Continued from page 3

“It has no penetrating power,” he said of the M4. “It’s ineffective against vehicles, against bunkers. It’s ineffective against virtually anything except a man in the open. Put a flak jacket on the enemy and it’s virtually useless.”

The Army believes it is answering critics such as Gen. Scales with a 5.56 mm round — the “green” lead-free M885A1 introduced in 2010. The ammunition, the Army contends, has more penetration power and longer effective range to kill the enemy.

Gen. Scales also asks why the Army issues only one model of conventional carbine.

“More soldiers are killed because of small-arms engagement than air-sea battle, air-to-air combat,” he said. “There is a difference between breaking down doors in Baghdad and fighting in the open, flat terrain of Afghanistan. One deserves a heavy bullet with longer range. One deserves to be light and nimble and maneuverable inside of buildings.”

In 2009, eight years into the war, an Army officer wrote a study making that point.

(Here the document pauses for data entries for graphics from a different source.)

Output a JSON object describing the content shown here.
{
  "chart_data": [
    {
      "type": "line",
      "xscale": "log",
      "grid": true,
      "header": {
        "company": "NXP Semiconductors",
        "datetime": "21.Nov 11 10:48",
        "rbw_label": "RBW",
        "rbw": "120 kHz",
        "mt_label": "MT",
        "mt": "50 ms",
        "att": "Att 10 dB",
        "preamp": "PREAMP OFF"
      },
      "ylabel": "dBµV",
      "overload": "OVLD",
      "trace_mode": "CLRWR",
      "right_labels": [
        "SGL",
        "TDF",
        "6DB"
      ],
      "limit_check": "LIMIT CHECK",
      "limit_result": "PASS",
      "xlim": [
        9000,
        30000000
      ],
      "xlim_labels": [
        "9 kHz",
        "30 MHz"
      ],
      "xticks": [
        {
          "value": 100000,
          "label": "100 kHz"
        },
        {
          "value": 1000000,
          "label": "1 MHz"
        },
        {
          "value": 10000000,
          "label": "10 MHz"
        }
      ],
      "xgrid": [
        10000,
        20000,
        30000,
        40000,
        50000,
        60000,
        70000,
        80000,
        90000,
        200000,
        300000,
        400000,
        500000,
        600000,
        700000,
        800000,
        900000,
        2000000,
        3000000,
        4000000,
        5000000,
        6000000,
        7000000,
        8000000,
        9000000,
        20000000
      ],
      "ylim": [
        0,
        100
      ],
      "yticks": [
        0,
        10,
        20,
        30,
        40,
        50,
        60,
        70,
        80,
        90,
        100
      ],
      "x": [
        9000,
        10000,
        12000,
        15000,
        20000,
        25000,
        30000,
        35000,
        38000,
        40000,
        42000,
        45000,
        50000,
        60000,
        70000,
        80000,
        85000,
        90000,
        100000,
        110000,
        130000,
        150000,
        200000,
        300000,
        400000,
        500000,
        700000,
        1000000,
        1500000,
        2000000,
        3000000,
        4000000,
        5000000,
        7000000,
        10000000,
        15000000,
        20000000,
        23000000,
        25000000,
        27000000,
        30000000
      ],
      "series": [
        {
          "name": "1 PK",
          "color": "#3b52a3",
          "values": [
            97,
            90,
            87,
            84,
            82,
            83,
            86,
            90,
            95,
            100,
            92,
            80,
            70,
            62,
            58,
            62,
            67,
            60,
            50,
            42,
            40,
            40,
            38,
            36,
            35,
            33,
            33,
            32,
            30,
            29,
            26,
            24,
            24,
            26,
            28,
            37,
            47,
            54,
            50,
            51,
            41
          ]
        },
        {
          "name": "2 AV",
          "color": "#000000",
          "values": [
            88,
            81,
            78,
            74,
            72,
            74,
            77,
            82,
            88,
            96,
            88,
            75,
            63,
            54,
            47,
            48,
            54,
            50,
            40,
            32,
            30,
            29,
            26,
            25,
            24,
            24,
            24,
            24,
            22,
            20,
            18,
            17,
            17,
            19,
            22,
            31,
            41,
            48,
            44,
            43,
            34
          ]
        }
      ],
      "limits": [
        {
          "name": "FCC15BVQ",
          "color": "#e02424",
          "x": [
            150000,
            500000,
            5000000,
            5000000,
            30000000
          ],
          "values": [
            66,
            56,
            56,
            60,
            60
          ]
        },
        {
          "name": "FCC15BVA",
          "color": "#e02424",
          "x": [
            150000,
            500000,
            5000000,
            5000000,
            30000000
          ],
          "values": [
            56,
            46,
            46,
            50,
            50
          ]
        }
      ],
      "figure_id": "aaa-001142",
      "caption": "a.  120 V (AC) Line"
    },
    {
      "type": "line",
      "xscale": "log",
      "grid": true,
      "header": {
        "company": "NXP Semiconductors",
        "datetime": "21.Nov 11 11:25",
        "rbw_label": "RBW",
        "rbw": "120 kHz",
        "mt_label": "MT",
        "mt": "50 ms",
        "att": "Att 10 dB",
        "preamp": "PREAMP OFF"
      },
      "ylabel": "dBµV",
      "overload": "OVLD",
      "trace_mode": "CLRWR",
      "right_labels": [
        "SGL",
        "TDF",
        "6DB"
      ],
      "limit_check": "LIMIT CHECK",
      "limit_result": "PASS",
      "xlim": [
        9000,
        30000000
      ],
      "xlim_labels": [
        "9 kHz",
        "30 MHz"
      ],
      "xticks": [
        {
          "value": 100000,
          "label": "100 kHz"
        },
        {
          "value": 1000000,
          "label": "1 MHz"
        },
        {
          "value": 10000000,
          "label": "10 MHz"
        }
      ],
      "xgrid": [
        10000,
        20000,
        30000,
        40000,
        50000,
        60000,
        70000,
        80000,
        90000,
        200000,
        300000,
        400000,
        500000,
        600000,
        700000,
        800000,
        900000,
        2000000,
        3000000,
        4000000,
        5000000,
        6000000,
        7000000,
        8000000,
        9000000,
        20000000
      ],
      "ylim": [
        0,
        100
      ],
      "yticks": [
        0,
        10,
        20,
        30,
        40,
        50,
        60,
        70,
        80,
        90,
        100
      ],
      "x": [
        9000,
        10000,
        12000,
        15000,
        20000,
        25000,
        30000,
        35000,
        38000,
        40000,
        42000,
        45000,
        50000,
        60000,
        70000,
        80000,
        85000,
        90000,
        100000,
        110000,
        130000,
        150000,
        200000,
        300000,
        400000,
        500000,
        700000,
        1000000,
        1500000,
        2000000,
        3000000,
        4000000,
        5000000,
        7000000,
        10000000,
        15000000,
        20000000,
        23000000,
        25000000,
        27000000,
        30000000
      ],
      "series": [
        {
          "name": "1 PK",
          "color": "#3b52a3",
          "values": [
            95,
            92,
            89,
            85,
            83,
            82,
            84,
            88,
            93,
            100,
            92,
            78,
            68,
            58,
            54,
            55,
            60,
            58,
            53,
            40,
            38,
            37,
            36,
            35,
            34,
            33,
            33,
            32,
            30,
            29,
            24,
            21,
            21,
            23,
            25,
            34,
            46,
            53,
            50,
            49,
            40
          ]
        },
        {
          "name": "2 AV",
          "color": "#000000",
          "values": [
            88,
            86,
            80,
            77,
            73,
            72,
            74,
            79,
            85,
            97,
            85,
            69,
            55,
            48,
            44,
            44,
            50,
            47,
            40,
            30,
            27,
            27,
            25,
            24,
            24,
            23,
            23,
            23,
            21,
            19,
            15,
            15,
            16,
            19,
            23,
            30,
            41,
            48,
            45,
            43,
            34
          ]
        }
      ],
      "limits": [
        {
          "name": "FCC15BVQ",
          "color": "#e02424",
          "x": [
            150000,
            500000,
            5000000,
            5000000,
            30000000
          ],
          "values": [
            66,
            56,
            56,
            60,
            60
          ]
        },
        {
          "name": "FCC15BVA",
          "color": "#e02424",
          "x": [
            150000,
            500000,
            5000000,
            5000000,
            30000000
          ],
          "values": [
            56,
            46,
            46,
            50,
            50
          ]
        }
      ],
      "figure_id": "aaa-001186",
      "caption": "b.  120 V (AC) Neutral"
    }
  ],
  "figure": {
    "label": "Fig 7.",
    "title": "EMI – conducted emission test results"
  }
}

“Open source reports from Afghanistan since 2001 reveal that soldiers are engaging the enemy at ranges from contact distance to beyond the maximum effective range of the M4 carbine,” wrote Maj. Thomas P. Ehrhart, who at that time was attending the School of Advanced Military Studies at Fort Leavenworth, Kan. “Many comments focus on the ability of the soldier to hit his intended target or a failure of the bullet to achieve the desired effect.”

He summed up his findings by concluding that the M4 is not the best weapon for America’s longest war: “Operations in Afghanistan frequently require United States ground forces to engage and destroy the enemy at ranges beyond 300 meters. While the infantryman is ideally suited for combat in Afghanistan, his current weapons, doctrine, and marksmanship training do not provide a precise, lethal fire capability to 500 meters and are therefore inappropriate.”

Troublesome test reports

The first second-guessing on the M4 occurred inside the military in 2000, when U.S. Special Operations Command, in conjunction with gun specialists at Naval Sea Systems Command, conducted an exhaustive evaluation of its version — the heavier-barrel M4A1. At the time, SoCom had no idea it was testing a critical weapon on the eve of two major land wars that would thrust commandos into constant combat.

With SEALs and Green Berets in mind, testers subjected the carbine to the kind of constant barrel-burning fire in harsh conditions that would erupt in Iraq and Afghanistan.

SoCom’s private study called the M4A1 carbine “fundamentally flawed.” Upon firing, the bolt opened and attempted to extract a cartridge case that was stuck to the chamber because of pressure from the fired round. The gun can be kept at “reasonable levels of reliability” if subjected to “intense maintenance,” the report said.

The study also mentioned “alarming failures of the M4A1 in operations under harsh conditions and heavy firing.” It blamed six factors, including spare parts shortages and a “decline in quality control along with mass production.”

The report said that at a conference of joint special operations forces — SEALs, Rangers and Delta Force — the warriors “identified multiple operational deficiencies inherent to the M4A1” including reliability, safety and accuracy.”

Barrels can become loose and “become inaccurate.”

Still, the SoCom report said, the M4A1 “essentially meets the needs of conventional Army users.”